RECRUITINGPhase 1 / Phase 2INTERVENTIONAL

Tolerability of MDMA in Schizophrenia

Tolerability of MDMA in Schizophrenia (NCT05770375) is a Phase 1 / Phase 2 interventional studying Schizophrenia, sponsored by Anya Bershad, MD, PhD. RECRUITING as of the most recent ClinicalTrials.gov update. Talk to your doctor before contacting the trial site.

Important: This information is not medical advice. Talk to your doctor about whether a clinical trial is right for you.

About This Trial

Impaired social motivation, or "asociality," is a negative symptom of schizophrenia (SCZ) and a cause of significant functional impairment in the illness. Whereas many symptoms of schizophrenia can be treated with antipsychotic medications, deficits in social motivation persist, leading to significant social disability in patients. There is currently no effective treatment for this symptom of the illness. One promising and unexplored avenue to enhance social motivation in schizophrenia is ± 3,4-methylenedioxymethamphetamine (MDMA). MDMA is a psychostimulant that shares some pharmacological properties with amphetamines, but in addition, has pronounced pro-social effects, increasing the motivation to engage socially. In healthy volunteers, it produces feelings of empathy and closeness with others and increases attention to positive social cues, perhaps partly through its effects on the social bonding hormone, oxytocin. MDMA has shown promise in other psychiatric conditions such as PTSD. Thus, MDMA could offer a unique therapeutic benefit in patients with SCZ who suffer from impaired social motivation. The investigators plan to take the first step in testing MDMA as a treatment for these social deficits by testing the tolerability of the drug in patients with SCZ. This will be an open-label, ascending-dose, within-subject trial in which participants will receive 40mg, 80mg, or 120mg of MDMA. The doses will be administered in ascending order, but doses will be stopped if subjects experience moderate or greater psychotic symptoms at 24 hours. This trial will assess the tolerability of the drug in this population and guide in the selection of a maximum well-tolerated dose for future studies. The primary tolerability measure will be clinician-rated psychotic symptoms (disorganized speech, delusions, hallucinations) collected at 24 hours after MDMA administration. The results of this project will lay the foundation for further investigations of MDMA and other psychoactive compounds as a treatment for debilitating and difficult-to-treat social deficits in schizophrenia. Future studies will examine interactions between the effects of psychoactive compounds and nonpharmacologic psychosocial interventions targeting social symptoms.

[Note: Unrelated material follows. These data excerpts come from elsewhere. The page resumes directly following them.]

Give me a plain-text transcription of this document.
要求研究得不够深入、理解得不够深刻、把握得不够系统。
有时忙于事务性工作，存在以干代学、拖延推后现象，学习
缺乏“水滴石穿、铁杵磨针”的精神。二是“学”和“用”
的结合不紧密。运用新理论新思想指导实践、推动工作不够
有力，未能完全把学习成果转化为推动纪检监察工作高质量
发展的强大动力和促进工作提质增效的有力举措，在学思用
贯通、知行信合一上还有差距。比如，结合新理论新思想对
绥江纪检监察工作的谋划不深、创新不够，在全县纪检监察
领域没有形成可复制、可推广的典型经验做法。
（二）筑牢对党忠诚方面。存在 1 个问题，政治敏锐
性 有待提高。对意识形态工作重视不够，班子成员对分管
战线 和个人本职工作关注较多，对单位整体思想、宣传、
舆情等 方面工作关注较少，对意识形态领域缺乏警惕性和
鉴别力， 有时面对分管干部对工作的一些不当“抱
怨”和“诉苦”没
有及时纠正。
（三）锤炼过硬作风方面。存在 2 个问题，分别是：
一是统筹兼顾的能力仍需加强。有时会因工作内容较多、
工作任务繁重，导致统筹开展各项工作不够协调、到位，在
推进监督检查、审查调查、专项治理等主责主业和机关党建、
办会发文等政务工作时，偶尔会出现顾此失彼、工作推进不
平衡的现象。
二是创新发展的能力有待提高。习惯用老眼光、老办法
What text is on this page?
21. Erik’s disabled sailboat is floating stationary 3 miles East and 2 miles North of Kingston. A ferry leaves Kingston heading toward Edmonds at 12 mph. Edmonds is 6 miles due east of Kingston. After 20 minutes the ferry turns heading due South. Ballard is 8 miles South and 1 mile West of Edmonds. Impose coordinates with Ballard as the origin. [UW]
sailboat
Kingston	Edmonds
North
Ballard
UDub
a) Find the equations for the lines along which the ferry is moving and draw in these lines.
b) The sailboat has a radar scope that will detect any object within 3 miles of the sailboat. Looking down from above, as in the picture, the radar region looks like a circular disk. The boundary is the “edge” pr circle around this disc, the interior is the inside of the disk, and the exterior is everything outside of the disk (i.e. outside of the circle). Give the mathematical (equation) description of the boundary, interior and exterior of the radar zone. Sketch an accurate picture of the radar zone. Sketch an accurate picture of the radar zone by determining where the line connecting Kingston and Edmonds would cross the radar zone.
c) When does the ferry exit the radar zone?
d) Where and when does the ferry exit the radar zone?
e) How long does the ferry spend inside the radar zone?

What Stage of Research Is This?

Phase 1 trials test a new treatment for the first time in humans, focusing on safety, dosing, and how the body processes the drug. For Schizophrenia, a Phase 1 study typically enrolls a small number of participants — often healthy volunteers or patients who have exhausted standard treatment options. Phase 1 results determine whether a treatment moves into larger Phase 2 efficacy studies.

This trial is currently recruiting participants. The sponsor has registered the study with ClinicalTrials.gov as actively enrolling, which means new applicants who meet the eligibility criteria can be considered for screening. Trial status can change between updates — confirm current recruiting status with the study contact before traveling for a screening visit.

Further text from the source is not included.